- Born: Cavaillon, France
- Education: University of Avignon
- Occupation: Genealogist
- Spouse: Paula Bressan
- Children: 1 son, 2 daughters
- Parent(s): Jean-Baptiste Ferriolis Auriane de Saint-Maurice

= Charles de Venasque-Ferriol =

Charles de Venasque-Ferriol was a French genealogist and courtier in Monaco during the seventeenth century. He was the secretary of Honoré II, Prince of Monaco and the author of several books, one of which falsely suggested the House of Grimaldi was related to Charles Martel.

==Early life==
Charles de Venasque-Ferriol was born in Cavaillon. His father, Jean-Baptiste Ferriolis, was the Lord of Venasque and Saint-Didier. His mother was Auriane de Saint-Maurice.

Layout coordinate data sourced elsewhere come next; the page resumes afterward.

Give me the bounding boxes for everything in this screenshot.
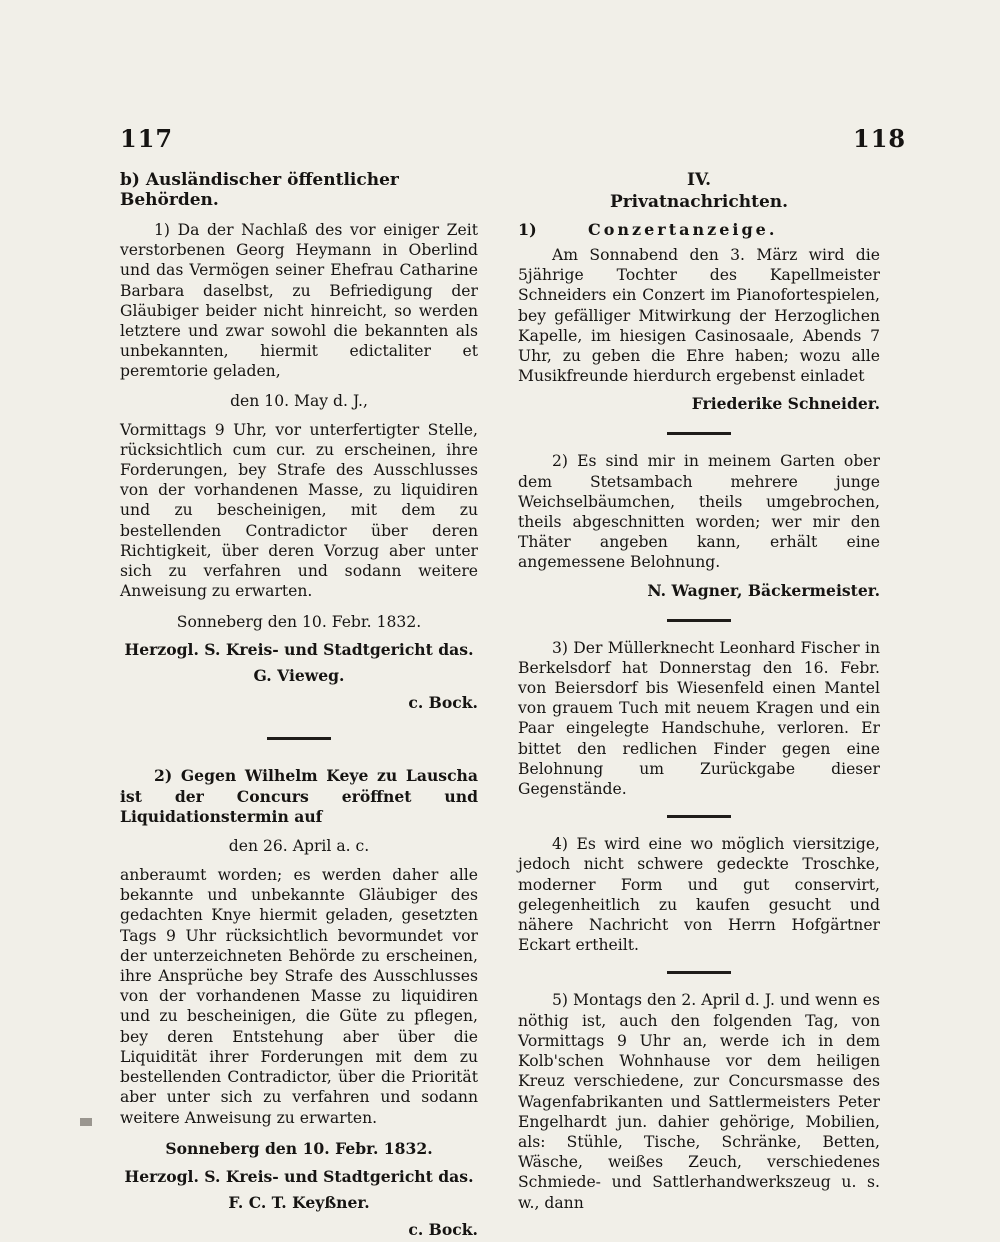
- notice-2-clerk: c. Bock.: [408, 1219, 478, 1239]
- notice-2-signer: F. C. T. Keyßner.: [228, 1192, 370, 1212]
- divider-rule: [667, 432, 731, 435]
- scan-mark: [80, 1118, 92, 1126]
- divider-rule: [267, 737, 331, 740]
- notice-2-text: 2) Gegen Wilhelm Keye zu Lauscha ist der Concurs eröffnet und Liquidationstermin auf: [120, 766, 478, 826]
- item-1-title: Conzertanzeige.: [588, 220, 778, 239]
- item-3-text: 3) Der Müllerknecht Leonhard Fischer in Berkelsdorf hat Donnerstag den 16. Febr. von Beiersdorf bis Wiesenfeld einen Mantel von grauem Tuch mit neuem Kragen und ein Paar eingelegte Handschuhe, verloren. Er bittet den redlichen Finder gegen eine Belohnung um Zurückgabe dieser Gegenstände.: [518, 638, 880, 799]
- notice-2: [120, 766, 478, 1241]
- item-1-heading: [518, 220, 880, 239]
- item-1-signature: Friederike Schneider.: [691, 394, 880, 414]
- item-4: [518, 834, 880, 955]
- page-number-left: 117: [120, 124, 174, 153]
- divider-rule: [667, 619, 731, 622]
- notice-2-text-continued: anberaumt worden; es werden daher alle bekannte und unbekannte Gläubiger des gedachten Knye hiermit geladen, gesetzten Tags 9 Uhr rücksichtlich bevormundet vor der unterzeichneten Behörde zu erscheinen, ihre Ansprüche bey Strafe des Ausschlusses von der vorhandenen Masse zu liquidiren und zu bescheinigen, die Güte zu pflegen, bey deren Entstehung aber über die Liquidität ihrer Forderungen mit dem zu bestellenden Contradictor, über die Priorität aber unter sich zu verfahren und sodann weitere Anweisung zu erwarten.: [120, 866, 478, 1127]
- section-heading: b) Ausländischer öffentlicher Behörden.: [120, 170, 399, 210]
- notice-1-text-continued: Vormittags 9 Uhr, vor unterfertigter Stelle, rücksichtlich cum cur. zu erscheinen, ihre Forderungen, bey Strafe des Ausschlusses von der vorhandenen Masse, zu liquidiren und zu bescheinigen, mit dem zu bestellenden Contradictor über deren Richtigkeit, über deren Vorzug aber unter sich zu verfahren und sodann weitere Anweisung zu erwarten.: [120, 420, 478, 601]
- divider-rule: [667, 815, 731, 818]
- notice-2-date: den 26. April a. c.: [228, 837, 370, 856]
- item-1-text: Am Sonnabend den 3. März wird die 5jährige Tochter des Kapellmeister Schneiders ein Conzert im Pianofortespielen, bey gefälliger Mitwirkung der Herzoglichen Kapelle, im hiesigen Casinosaale, Abends 7 Uhr, zu geben die Ehre haben; wozu alle Musikfreunde hierdurch ergebenst einladet: [518, 246, 880, 386]
- section-title: Privatnachrichten.: [609, 192, 789, 212]
- item-1: [518, 220, 880, 416]
- notice-1-text: 1) Da der Nachlaß des vor einiger Zeit verstorbenen Georg Heymann in Oberlind und das Vermögen seiner Ehefrau Catharine Barbara daselbst, zu Befriedigung der Gläubiger beider nicht hinreicht, so werden letztere und zwar sowohl die bekannten als unbekannten, hiermit edictaliter et peremtorie geladen,: [120, 221, 478, 381]
- item-5-text: 5) Montags den 2. April d. J. und wenn es nöthig ist, auch den folgenden Tag, von Vormittags 9 Uhr an, werde ich in dem Kolb'schen Wohnhause vor dem heiligen Kreuz verschiedene, zur Concursmasse des Wagenfabrikanten und Sattlermeisters Peter Engelhardt jun. dahier gehörige, Mobilien, als: Stühle, Tische, Schränke, Betten, Wäsche, weißes Zeuch, verschiedenes Schmiede- und Sattlerhandwerkszeug u. s. w., dann: [518, 991, 880, 1212]
- item-2-text: 2) Es sind mir in meinem Garten ober dem Stetsambach mehrere junge Weichselbäumchen, theils umgebrochen, theils abgeschnitten worden; wer mir den Thäter angeben kann, erhält eine angemessene Belohnung.: [518, 452, 880, 572]
- item-1-number: 1): [518, 220, 537, 239]
- left-column: [120, 170, 478, 1242]
- notice-2-place-date: Sonneberg den 10. Febr. 1832.: [165, 1138, 433, 1158]
- right-column: [518, 170, 880, 1213]
- notice-1-clerk: c. Bock.: [408, 693, 478, 713]
- notice-1-court: Herzogl. S. Kreis- und Stadtgericht das.: [124, 640, 474, 660]
- item-2-signature: N. Wagner, Bäckermeister.: [647, 580, 880, 600]
- notice-1-date: den 10. May d. J.,: [230, 391, 368, 410]
- page-number-right: 118: [853, 124, 907, 153]
- item-5: [518, 990, 880, 1212]
- item-2: [518, 451, 880, 602]
- notice-1-signer: G. Vieweg.: [253, 666, 345, 686]
- section-number: IV.: [686, 170, 712, 190]
- item-3: [518, 638, 880, 800]
- divider-rule: [667, 971, 731, 974]
- notice-1-place-date: Sonneberg den 10. Febr. 1832.: [176, 613, 422, 632]
- notice-2-court: Herzogl. S. Kreis- und Stadtgericht das.: [124, 1166, 474, 1186]
- item-4-text: 4) Es wird eine wo möglich viersitzige, jedoch nicht schwere gedeckte Troschke, moderner Form und gut conservirt, gelegenheitlich zu kaufen gesucht und nähere Nachricht von Herrn Hofgärtner Eckart ertheilt.: [518, 835, 880, 955]
- notice-1: [120, 220, 478, 715]
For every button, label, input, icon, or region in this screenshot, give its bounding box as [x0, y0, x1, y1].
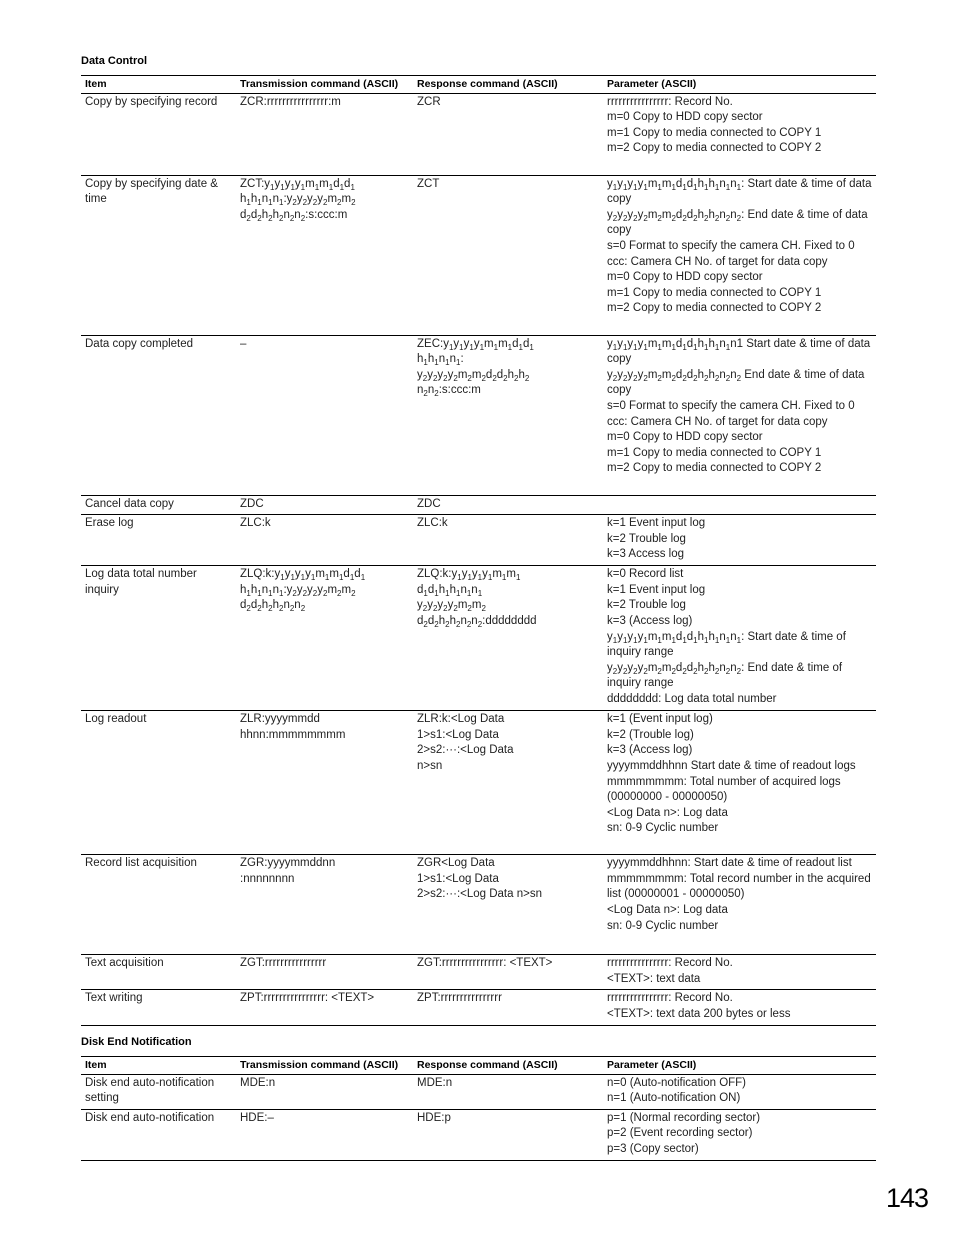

Venasque-Ferriol received a doctorate from the University of Avignon in 1633.

==Career==
Venasque-Ferriol was a genealogist and courtier in Monaco. He was in the Monegasque retinue when Honoré II, Prince of Monaco visited the French Court from the autumn of 1642 to the Spring of 1643. With Hyacinthe de Bressan, he subsequently co-authored an article about the visit entitled Description of Prince Honoré II of Monaco’s visit to the French court (October 1646–May 1647) . In 1943, shortly after the death of Cardinal Richelieu, Venasque-Ferriol authored Temple de Mémoire du grand Richelieu, a biography of Cardinal Richelieu, in 1643. In March of the same year, he published La Liberté glorieuse de Monaco. In it, he stressed the special relationship between Monaco and France.

Venasque-Ferriol served as the secretary of Honoré II, Prince of Monaco from 1644 to 1653. In 1647, he authored Genealogica et Historica Grimaldœ Gentis arbor. In it, he falsely suggested the House of Grimaldi was related to the French royal family. The book claims that the Grimaldis descend from the brother of Charles Martel (and thus the great-granduncle of Charlemagne). However, Venasque-Ferriol used Alfonso Ceccarelli's discredited genealogical study as one of his main sources.

According to Louis Moréri, Venasque-Ferriol also did a genealogical study of the Bec Crespin family.

Venasque-Ferriol composed a ballet for the Monegasque Court entitled Les entretiens de Diane et d’Apollon. It was performed in the Prince's Palace of Monaco on February 12, 1654.

==Personal life and death==
Venasque-Ferriol married Paula Bressan on July 15, 1646. They had one son and two daughters. His wife outlived him, dying in 1674.